Oh, God, that was truly laughable, but the hysterical sob trapped in her throat wouldn’t let it pass. “I still want to know why you punched a guy,” she said lightly, hoping he wouldn’t notice the faint tremor in her words.
“It’s a short story, I’m afraid.” His voice was mild. “A man said something I didn’t like. My fist took exception, as well, and the man learned a valuable lesson on choosing one’s words wisely.”
She eyed him speculatively. “You don’t strike me as the brawling type.”
“I’m not,” he agreed, lifting his sturdy shoulders in an easy shrug. “But I will not permit any threats to those under my protection.”
“Who was threatened?” Stupid question; she ought to have asked who had done the threatening, but for some reason, knowing who had earned the privilege of Tobias’s defense seemed vital.
“Someone who needs protecting.” His arm brushed against hers as they turned toward the house, aiming for the kitchen entrance, where it was unlikely Kuznetsov hid in wait. The heat of him lingered, striking a match that flickered and brightened within her—mouth and chest and hands and belly, everything warmed to him.
It was wrong to warm to Tobias Faraday. No matter the incidental attraction sparking between them, romantically, they were entirely unsuited, the equivalent of a prince with a pauper—if the pauper was the daughter of an infamous serial killer and was a disavowed spy who would be dead within a week.

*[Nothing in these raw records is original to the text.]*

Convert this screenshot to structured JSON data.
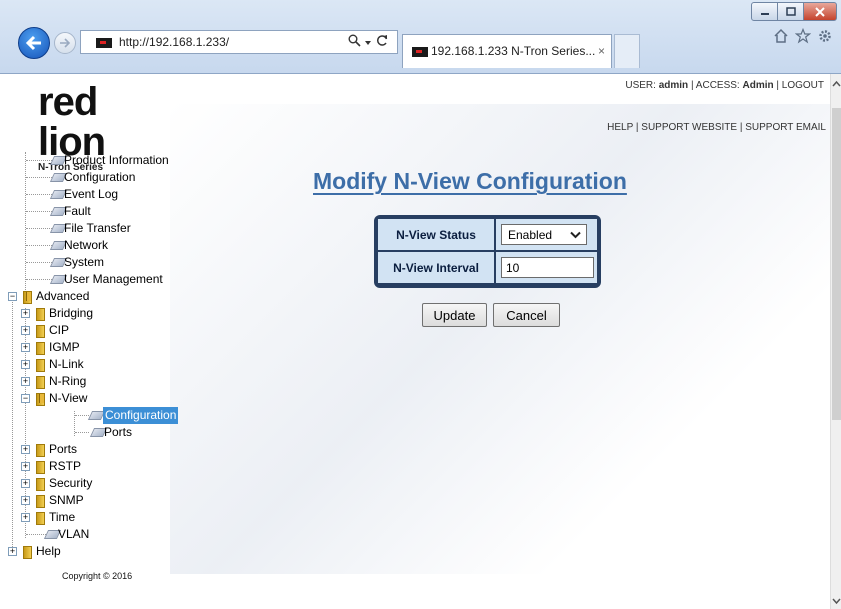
{
  "browser": {
    "url": "http://192.168.1.233/",
    "search_icon": "search-icon",
    "tab_title": "192.168.1.233 N-Tron Series...",
    "tab_close": "×"
  },
  "header": {
    "logo_text": "red lion",
    "logo_sub": "N-Tron Series",
    "user_label": "USER:",
    "user_value": "admin",
    "access_label": "ACCESS:",
    "access_value": "Admin",
    "logout": "LOGOUT",
    "help": "HELP",
    "support_website": "SUPPORT WEBSITE",
    "support_email": "SUPPORT EMAIL",
    "separator": "|"
  },
  "tree": {
    "items": [
      {
        "label": "Product Information"
      },
      {
        "label": "Configuration"
      },
      {
        "label": "Event Log"
      },
      {
        "label": "Fault"
      },
      {
        "label": "File Transfer"
      },
      {
        "label": "Network"
      },
      {
        "label": "System"
      },
      {
        "label": "User Management"
      },
      {
        "label": "Advanced"
      },
      {
        "label": "Bridging"
      },
      {
        "label": "CIP"
      },
      {
        "label": "IGMP"
      },
      {
        "label": "N-Link"
      },
      {
        "label": "N-Ring"
      },
      {
        "label": "N-View"
      },
      {
        "label": "Configuration"
      },
      {
        "label": "Ports"
      },
      {
        "label": "Ports"
      },
      {
        "label": "RSTP"
      },
      {
        "label": "Security"
      },
      {
        "label": "SNMP"
      },
      {
        "label": "Time"
      },
      {
        "label": "VLAN"
      },
      {
        "label": "Help"
      }
    ],
    "copyright": "Copyright © 2016"
  },
  "main": {
    "title": "Modify N-View Configuration",
    "status_label": "N-View Status",
    "status_value": "Enabled",
    "interval_label": "N-View Interval",
    "interval_value": "10",
    "update_label": "Update",
    "cancel_label": "Cancel"
  }
}
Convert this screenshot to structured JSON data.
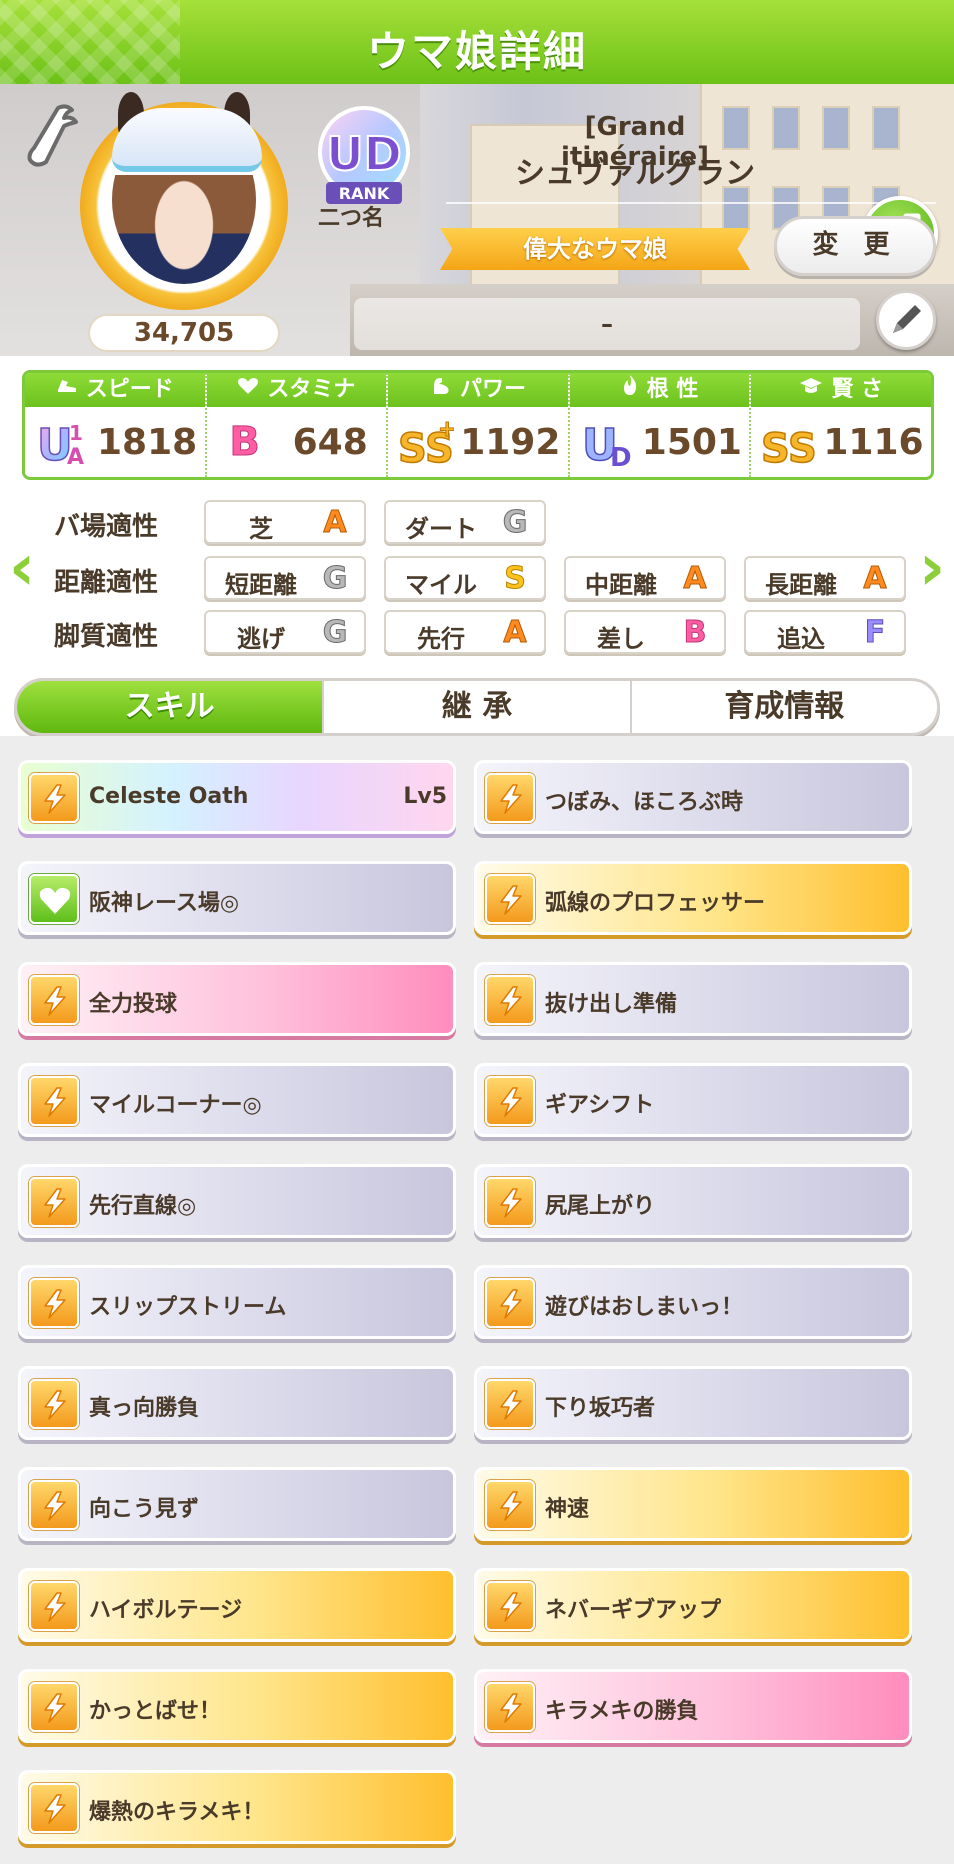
{
  "header": {
    "title": "ウマ娘詳細"
  },
  "profile": {
    "score": "34,705",
    "rank_badge_text": "RANK",
    "rank_badge_grade": "UD",
    "epithet": "二つ名",
    "nickname": "[Grand itinéraire]",
    "name": "シュヴァルグラン",
    "title_ribbon": "偉大なウマ娘",
    "change_label": "変 更",
    "comment": "–"
  },
  "stats": [
    {
      "label": "スピード",
      "icon": "shoe-icon",
      "grade": "UA1",
      "value": "1818"
    },
    {
      "label": "スタミナ",
      "icon": "heart-icon",
      "grade": "B",
      "value": "648"
    },
    {
      "label": "パワー",
      "icon": "arm-icon",
      "grade": "SS+",
      "value": "1192"
    },
    {
      "label": "根 性",
      "icon": "flame-icon",
      "grade": "UD",
      "value": "1501"
    },
    {
      "label": "賢 さ",
      "icon": "mortarboard-icon",
      "grade": "SS",
      "value": "1116"
    }
  ],
  "aptitude": {
    "track": {
      "label": "バ場適性",
      "items": [
        {
          "name": "芝",
          "grade": "A"
        },
        {
          "name": "ダート",
          "grade": "G"
        }
      ]
    },
    "distance": {
      "label": "距離適性",
      "items": [
        {
          "name": "短距離",
          "grade": "G"
        },
        {
          "name": "マイル",
          "grade": "S"
        },
        {
          "name": "中距離",
          "grade": "A"
        },
        {
          "name": "長距離",
          "grade": "A"
        }
      ]
    },
    "style": {
      "label": "脚質適性",
      "items": [
        {
          "name": "逃げ",
          "grade": "G"
        },
        {
          "name": "先行",
          "grade": "A"
        },
        {
          "name": "差し",
          "grade": "B"
        },
        {
          "name": "追込",
          "grade": "F"
        }
      ]
    }
  },
  "tabs": [
    "スキル",
    "継 承",
    "育成情報"
  ],
  "skills": [
    {
      "name": "Celeste Oath",
      "lv": "Lv5",
      "style": "rainbow",
      "icon": "speed-icon"
    },
    {
      "name": "つぼみ、ほころぶ時",
      "style": "normal",
      "icon": "speed-icon"
    },
    {
      "name": "阪神レース場◎",
      "style": "normal",
      "icon": "heart-icon"
    },
    {
      "name": "弧線のプロフェッサー",
      "style": "gold",
      "icon": "speed-icon"
    },
    {
      "name": "全力投球",
      "style": "pink",
      "icon": "speed-icon"
    },
    {
      "name": "抜け出し準備",
      "style": "normal",
      "icon": "speed-icon"
    },
    {
      "name": "マイルコーナー◎",
      "style": "normal",
      "icon": "speed-icon"
    },
    {
      "name": "ギアシフト",
      "style": "normal",
      "icon": "speed-icon"
    },
    {
      "name": "先行直線◎",
      "style": "normal",
      "icon": "speed-icon"
    },
    {
      "name": "尻尾上がり",
      "style": "normal",
      "icon": "speed-icon"
    },
    {
      "name": "スリップストリーム",
      "style": "normal",
      "icon": "speed-icon"
    },
    {
      "name": "遊びはおしまいっ！",
      "style": "normal",
      "icon": "speed-icon"
    },
    {
      "name": "真っ向勝負",
      "style": "normal",
      "icon": "speed-icon"
    },
    {
      "name": "下り坂巧者",
      "style": "normal",
      "icon": "speed-icon"
    },
    {
      "name": "向こう見ず",
      "style": "normal",
      "icon": "speed-icon"
    },
    {
      "name": "神速",
      "style": "gold",
      "icon": "speed-icon"
    },
    {
      "name": "ハイボルテージ",
      "style": "gold",
      "icon": "speed-icon"
    },
    {
      "name": "ネバーギブアップ",
      "style": "gold",
      "icon": "speed-icon"
    },
    {
      "name": "かっとばせ！",
      "style": "gold",
      "icon": "speed-icon"
    },
    {
      "name": "キラメキの勝負",
      "style": "pink",
      "icon": "speed-icon"
    },
    {
      "name": "爆熱のキラメキ！",
      "style": "gold",
      "icon": "speed-icon"
    }
  ],
  "colors": {
    "accent": "#6cc117",
    "gold": "#f4a516",
    "pink": "#ff8dbd"
  }
}
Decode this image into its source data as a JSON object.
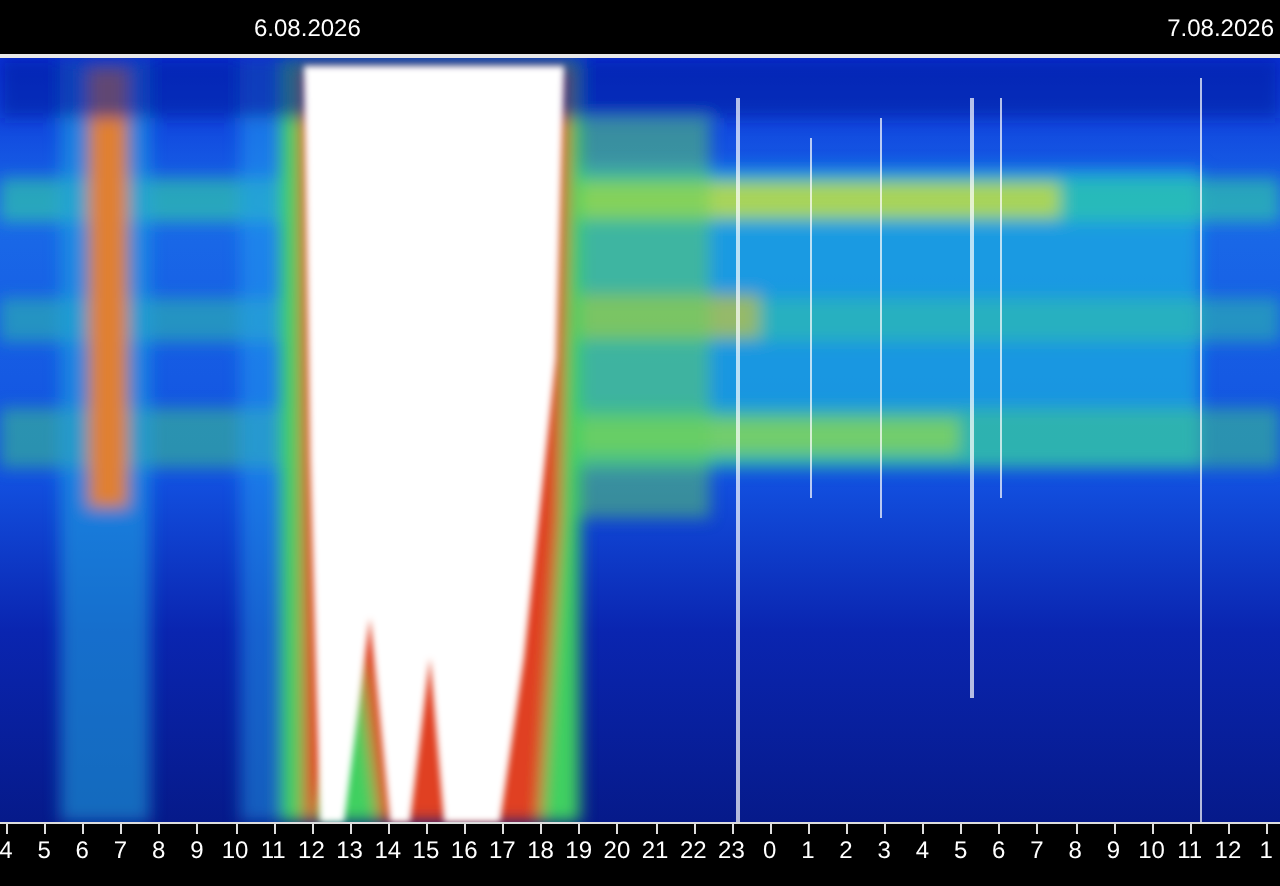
{
  "dates": [
    "6.08.2026",
    "7.08.2026"
  ],
  "hours": [
    "4",
    "5",
    "6",
    "7",
    "8",
    "9",
    "10",
    "11",
    "12",
    "13",
    "14",
    "15",
    "16",
    "17",
    "18",
    "19",
    "20",
    "21",
    "22",
    "23",
    "0",
    "1",
    "2",
    "3",
    "4",
    "5",
    "6",
    "7",
    "8",
    "9",
    "10",
    "11",
    "12",
    "1"
  ]
}
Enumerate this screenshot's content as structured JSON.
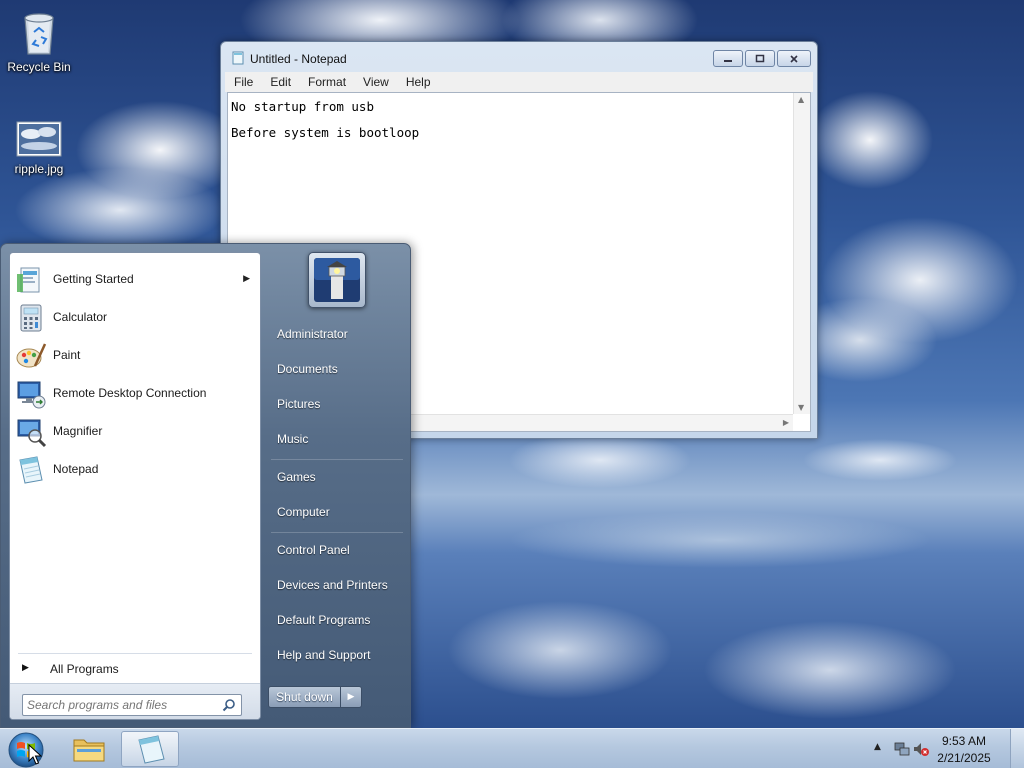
{
  "desktop": {
    "icons": [
      {
        "label": "Recycle Bin",
        "icon": "recycle-bin-icon"
      },
      {
        "label": "ripple.jpg",
        "icon": "image-file-icon"
      }
    ]
  },
  "notepad": {
    "title": "Untitled - Notepad",
    "menu": [
      "File",
      "Edit",
      "Format",
      "View",
      "Help"
    ],
    "content": "No startup from usb\nBefore system is bootloop"
  },
  "start_menu": {
    "programs": [
      {
        "label": "Getting Started",
        "icon": "getting-started-icon",
        "submenu": true
      },
      {
        "label": "Calculator",
        "icon": "calculator-icon"
      },
      {
        "label": "Paint",
        "icon": "paint-icon"
      },
      {
        "label": "Remote Desktop Connection",
        "icon": "remote-desktop-icon"
      },
      {
        "label": "Magnifier",
        "icon": "magnifier-icon"
      },
      {
        "label": "Notepad",
        "icon": "notepad-icon"
      }
    ],
    "all_programs": "All Programs",
    "search_placeholder": "Search programs and files",
    "right_links": [
      "Administrator",
      "Documents",
      "Pictures",
      "Music",
      "Games",
      "Computer",
      "Control Panel",
      "Devices and Printers",
      "Default Programs",
      "Help and Support"
    ],
    "shutdown_label": "Shut down"
  },
  "taskbar": {
    "time": "9:53 AM",
    "date": "2/21/2025"
  }
}
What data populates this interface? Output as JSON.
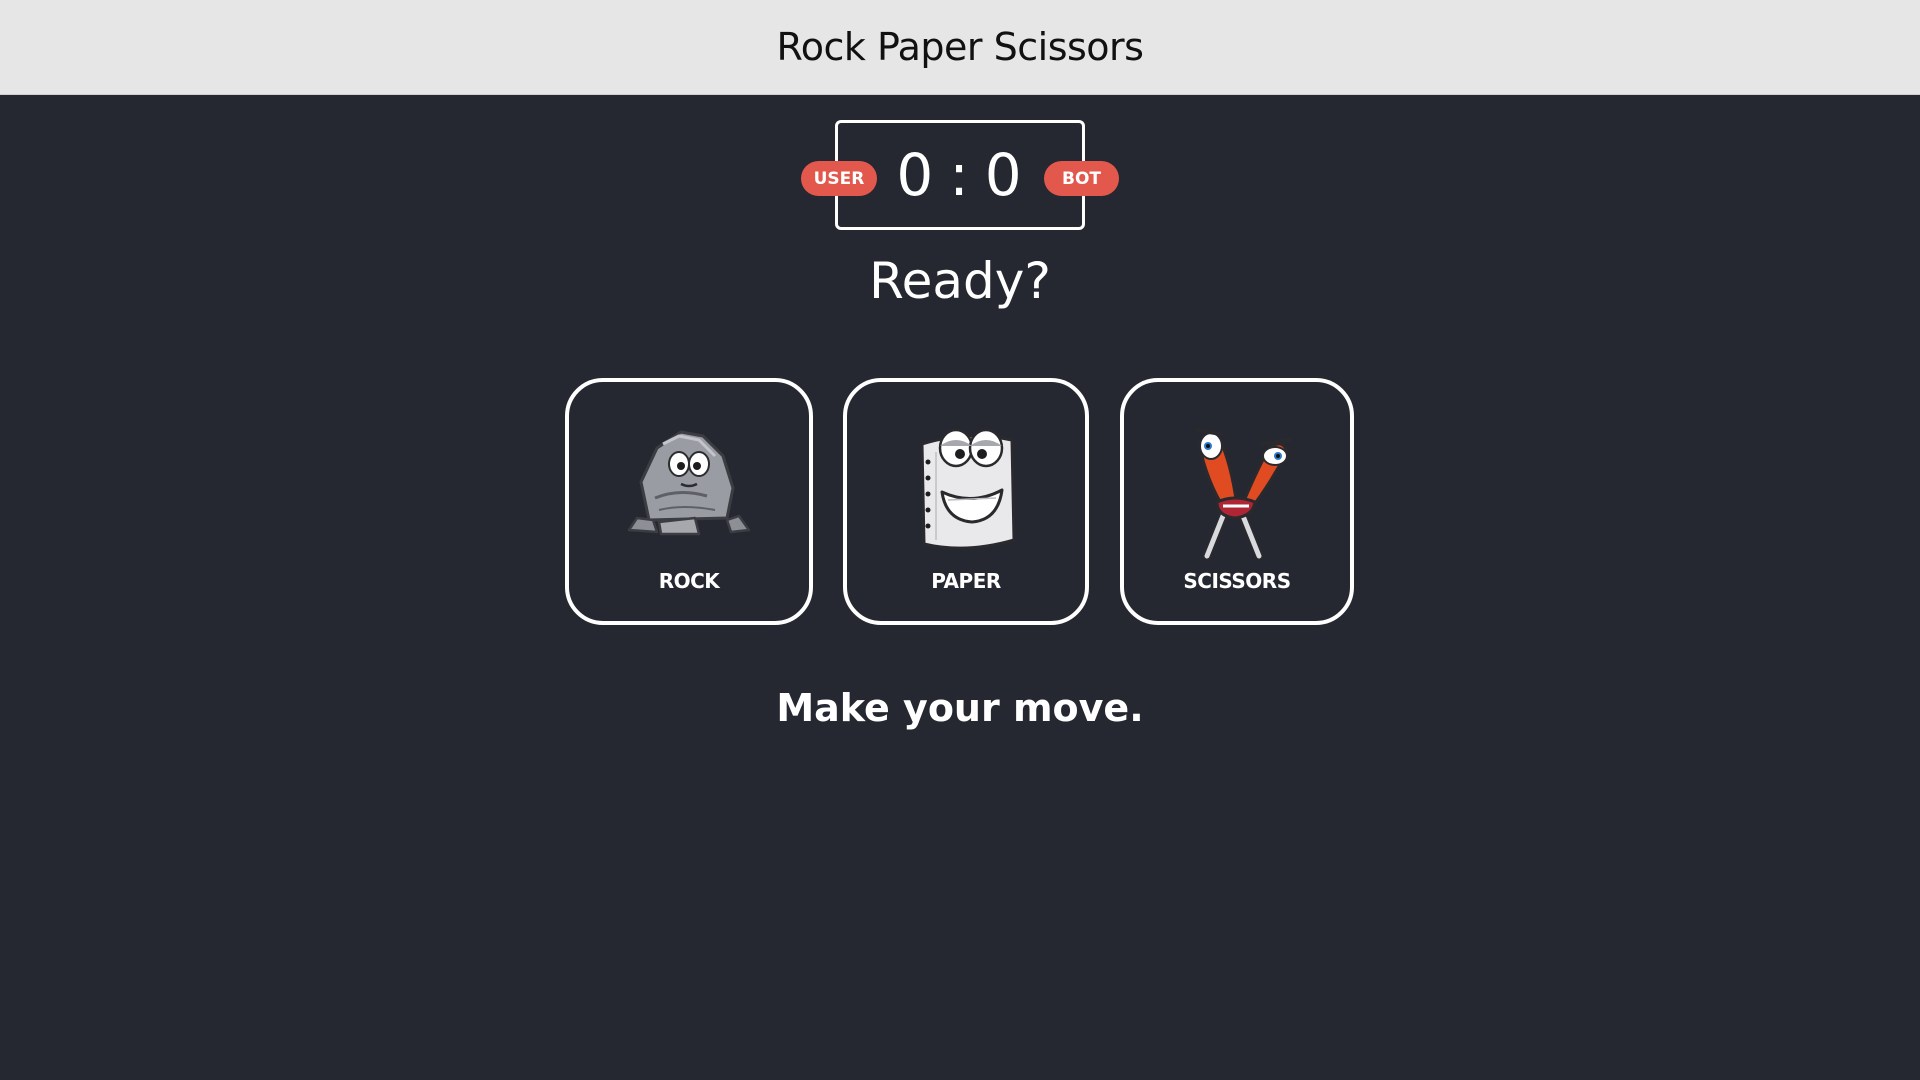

Chandler had always hated fairy tales.
Chapter Nine
Dust hanging in the stale warehouse air so that every inhalation coated her lungs with a choking grime. But she’d been choked before, fingers bruising her neck in punishment for crimes not committed, and this was only a tickle in the throat, comparative
ly.
A big hand reached out to beckon her forward. “Come, Mary.”
She looked up into the Priest’s blank gaze and for the first time thought she saw a glimmer of humanity staring back at her. This isn’t what I want, she screamed inside her mind. This isn’t who I am! But she said nothing, letting him draw her into Nash’s torture chamber. To bear witness? To participate? She didn’t know, never knew until the moment she stood next to Nash and watched him destroy the lives of those who’d wronged the Polnoch’ Pulya. “Who is it this time?” she asked Rolan, willing that flicker of life to stay lit in his eyes.
But it didn’t. “A threat to us, Mary. Always a threat.”
When she saw the dark-haired girl, no more than twenty, struggling against the bindings that strapped her down on Nash’s table, Chandler wondered, What threat could she be? A glance at the Priest told her he wondered the same. But neither of them lifted so much as a finger to help the crying, bleeding girl.
“Chandler.” A hand on her shoulder, pressing her down into the mattress. “Chandler.”
Ah, fuck, not this. Not again. Waking up silently, nothing more than a flicker of eyelashes in the pitch-dark bedroom of her Moscow flat and the sudden knowledge that she was no longer alone.
He wasn’t trying to be quiet or to conceal his presence, his weight dipping the edge of the mattress. Why wasn’t he in his chair? He was always in his chair, the one he pulled up to the bed during these visits so he could lean in close and stare her into consciousness.
Except not this time. No, no, this time, this time he was on the bed. Not a big man but bigger than her, he blocked the faint lamplight seeping through the closed curtains. Wheezing breaths rattling his chest, the damage to his lungs from the explosion still obvious almost a year later, he existed, blatantly, within her space. Reminding her that it wasn’t actually her space, but the Accountant’s, on loan from the Polnoch’ Pulya’s personal bank. No matter how often she stained these walls with blood, her brand disappeared beneath the stamp of the mafiya. Everything she touched, they owned; her every action, her air—theirs.